Negra Modelo: Unrealized Potential
It bears observing that, whenever I was more or less forced to drink a Mexican Lager, it was almost always (unless I couldn’t find it) Negra Modelo. Drinking that, I could at least pretend that I was consuming something different, even if I did, EVERY time, have that sad, sinking feeling that it was not even as good as I remembered. This Full Sail version is to Negro Modelo what a Lamborghini is to a ’92 Pinto. This has actual flavors: subtle but emphatic graham crackers and dark honey and cafe au lait and molasses cookies and cocoa powder, knit artfully into a malty, earthy grain character that lets you taste the corn and barley and whatever else is in there with a crystalline clarity. The smoothness that is the main virtue of native Mexican Lagers – that slightly oily, glycerineish glide across the taste buds – tastes like something in this beer. I was fascinated by this. Was this what Negra Modelo might have tasted like if made by a great, deliberate producer of craft Lagers? Duh, YEAH! And I would have probably consumed at least a small swimming pool of it at family picnics and camping trips and summer buffets if it tasted anything like this. Full Sail, it should be noted, is very quietly, almost subversively, among the two or three best and most creative makers of Lagers in the United States. Their LTD Series was one of my rare previous shocks; a series of brilliantly conceived and executed Lagers that found me, a devoted ale fan, standing at store check-outs with two or three six-packs of LTD Series 3 (a fu**ing Pilsner!), 4, 5, or 7 resting in my cart. Full Sail KILLS IT with Lagers and this new Sesión Negra outpaces even its own sister, the original Sesión Cerveza. This stuff is slam-dunk, full-on Delicious and, as a part of the genius Session roster, is as affordable a great beer as you will find all summer. 95 Points
I’ve said this a lot and I plan to keep saying it until enough people start to get it: Full Sail is a spectacular brewery.

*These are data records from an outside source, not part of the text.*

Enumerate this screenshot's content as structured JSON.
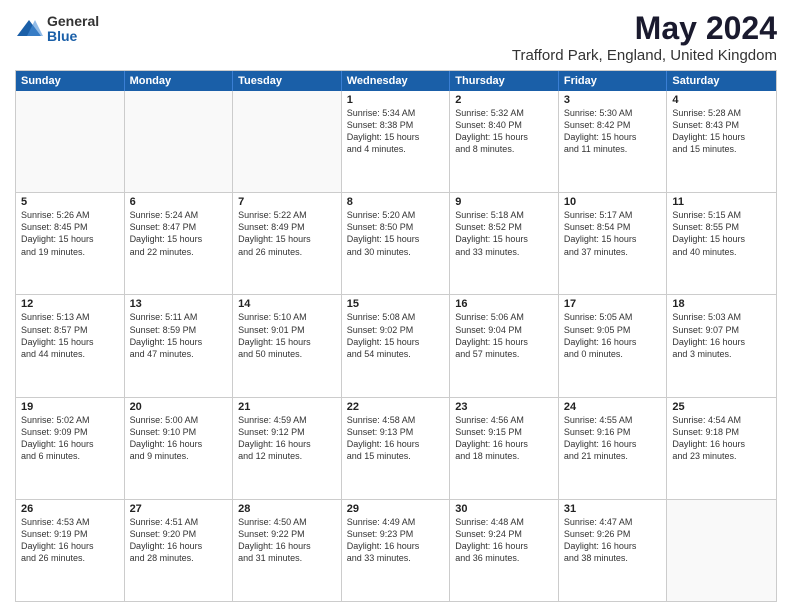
{
  "logo": {
    "general": "General",
    "blue": "Blue"
  },
  "title": "May 2024",
  "subtitle": "Trafford Park, England, United Kingdom",
  "header_days": [
    "Sunday",
    "Monday",
    "Tuesday",
    "Wednesday",
    "Thursday",
    "Friday",
    "Saturday"
  ],
  "rows": [
    [
      {
        "day": "",
        "lines": []
      },
      {
        "day": "",
        "lines": []
      },
      {
        "day": "",
        "lines": []
      },
      {
        "day": "1",
        "lines": [
          "Sunrise: 5:34 AM",
          "Sunset: 8:38 PM",
          "Daylight: 15 hours",
          "and 4 minutes."
        ]
      },
      {
        "day": "2",
        "lines": [
          "Sunrise: 5:32 AM",
          "Sunset: 8:40 PM",
          "Daylight: 15 hours",
          "and 8 minutes."
        ]
      },
      {
        "day": "3",
        "lines": [
          "Sunrise: 5:30 AM",
          "Sunset: 8:42 PM",
          "Daylight: 15 hours",
          "and 11 minutes."
        ]
      },
      {
        "day": "4",
        "lines": [
          "Sunrise: 5:28 AM",
          "Sunset: 8:43 PM",
          "Daylight: 15 hours",
          "and 15 minutes."
        ]
      }
    ],
    [
      {
        "day": "5",
        "lines": [
          "Sunrise: 5:26 AM",
          "Sunset: 8:45 PM",
          "Daylight: 15 hours",
          "and 19 minutes."
        ]
      },
      {
        "day": "6",
        "lines": [
          "Sunrise: 5:24 AM",
          "Sunset: 8:47 PM",
          "Daylight: 15 hours",
          "and 22 minutes."
        ]
      },
      {
        "day": "7",
        "lines": [
          "Sunrise: 5:22 AM",
          "Sunset: 8:49 PM",
          "Daylight: 15 hours",
          "and 26 minutes."
        ]
      },
      {
        "day": "8",
        "lines": [
          "Sunrise: 5:20 AM",
          "Sunset: 8:50 PM",
          "Daylight: 15 hours",
          "and 30 minutes."
        ]
      },
      {
        "day": "9",
        "lines": [
          "Sunrise: 5:18 AM",
          "Sunset: 8:52 PM",
          "Daylight: 15 hours",
          "and 33 minutes."
        ]
      },
      {
        "day": "10",
        "lines": [
          "Sunrise: 5:17 AM",
          "Sunset: 8:54 PM",
          "Daylight: 15 hours",
          "and 37 minutes."
        ]
      },
      {
        "day": "11",
        "lines": [
          "Sunrise: 5:15 AM",
          "Sunset: 8:55 PM",
          "Daylight: 15 hours",
          "and 40 minutes."
        ]
      }
    ],
    [
      {
        "day": "12",
        "lines": [
          "Sunrise: 5:13 AM",
          "Sunset: 8:57 PM",
          "Daylight: 15 hours",
          "and 44 minutes."
        ]
      },
      {
        "day": "13",
        "lines": [
          "Sunrise: 5:11 AM",
          "Sunset: 8:59 PM",
          "Daylight: 15 hours",
          "and 47 minutes."
        ]
      },
      {
        "day": "14",
        "lines": [
          "Sunrise: 5:10 AM",
          "Sunset: 9:01 PM",
          "Daylight: 15 hours",
          "and 50 minutes."
        ]
      },
      {
        "day": "15",
        "lines": [
          "Sunrise: 5:08 AM",
          "Sunset: 9:02 PM",
          "Daylight: 15 hours",
          "and 54 minutes."
        ]
      },
      {
        "day": "16",
        "lines": [
          "Sunrise: 5:06 AM",
          "Sunset: 9:04 PM",
          "Daylight: 15 hours",
          "and 57 minutes."
        ]
      },
      {
        "day": "17",
        "lines": [
          "Sunrise: 5:05 AM",
          "Sunset: 9:05 PM",
          "Daylight: 16 hours",
          "and 0 minutes."
        ]
      },
      {
        "day": "18",
        "lines": [
          "Sunrise: 5:03 AM",
          "Sunset: 9:07 PM",
          "Daylight: 16 hours",
          "and 3 minutes."
        ]
      }
    ],
    [
      {
        "day": "19",
        "lines": [
          "Sunrise: 5:02 AM",
          "Sunset: 9:09 PM",
          "Daylight: 16 hours",
          "and 6 minutes."
        ]
      },
      {
        "day": "20",
        "lines": [
          "Sunrise: 5:00 AM",
          "Sunset: 9:10 PM",
          "Daylight: 16 hours",
          "and 9 minutes."
        ]
      },
      {
        "day": "21",
        "lines": [
          "Sunrise: 4:59 AM",
          "Sunset: 9:12 PM",
          "Daylight: 16 hours",
          "and 12 minutes."
        ]
      },
      {
        "day": "22",
        "lines": [
          "Sunrise: 4:58 AM",
          "Sunset: 9:13 PM",
          "Daylight: 16 hours",
          "and 15 minutes."
        ]
      },
      {
        "day": "23",
        "lines": [
          "Sunrise: 4:56 AM",
          "Sunset: 9:15 PM",
          "Daylight: 16 hours",
          "and 18 minutes."
        ]
      },
      {
        "day": "24",
        "lines": [
          "Sunrise: 4:55 AM",
          "Sunset: 9:16 PM",
          "Daylight: 16 hours",
          "and 21 minutes."
        ]
      },
      {
        "day": "25",
        "lines": [
          "Sunrise: 4:54 AM",
          "Sunset: 9:18 PM",
          "Daylight: 16 hours",
          "and 23 minutes."
        ]
      }
    ],
    [
      {
        "day": "26",
        "lines": [
          "Sunrise: 4:53 AM",
          "Sunset: 9:19 PM",
          "Daylight: 16 hours",
          "and 26 minutes."
        ]
      },
      {
        "day": "27",
        "lines": [
          "Sunrise: 4:51 AM",
          "Sunset: 9:20 PM",
          "Daylight: 16 hours",
          "and 28 minutes."
        ]
      },
      {
        "day": "28",
        "lines": [
          "Sunrise: 4:50 AM",
          "Sunset: 9:22 PM",
          "Daylight: 16 hours",
          "and 31 minutes."
        ]
      },
      {
        "day": "29",
        "lines": [
          "Sunrise: 4:49 AM",
          "Sunset: 9:23 PM",
          "Daylight: 16 hours",
          "and 33 minutes."
        ]
      },
      {
        "day": "30",
        "lines": [
          "Sunrise: 4:48 AM",
          "Sunset: 9:24 PM",
          "Daylight: 16 hours",
          "and 36 minutes."
        ]
      },
      {
        "day": "31",
        "lines": [
          "Sunrise: 4:47 AM",
          "Sunset: 9:26 PM",
          "Daylight: 16 hours",
          "and 38 minutes."
        ]
      },
      {
        "day": "",
        "lines": []
      }
    ]
  ]
}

That “been around forever” thing means that they’re not the New Shiny Bauble, these days, but it also means they’ve had time to polish their skills, show great judgment about what they release, have access to great suppliers and new equipment and techniques, and still, miraculously, operate with an experimental hunger that usually defines a much newer brewery. pFriem Family Brewers, just a couple hundred yards down the hill from Full Sail, is correctly celebrated as one of the Northwest’s greatest breweries. But they are NOT the only great brewery in Hood River. Full Sail has earned all the recognition that comes their way and, if there is any justice, a LOT more of it is coming, as they continue to release great, solid, thoughtful, creative new beers.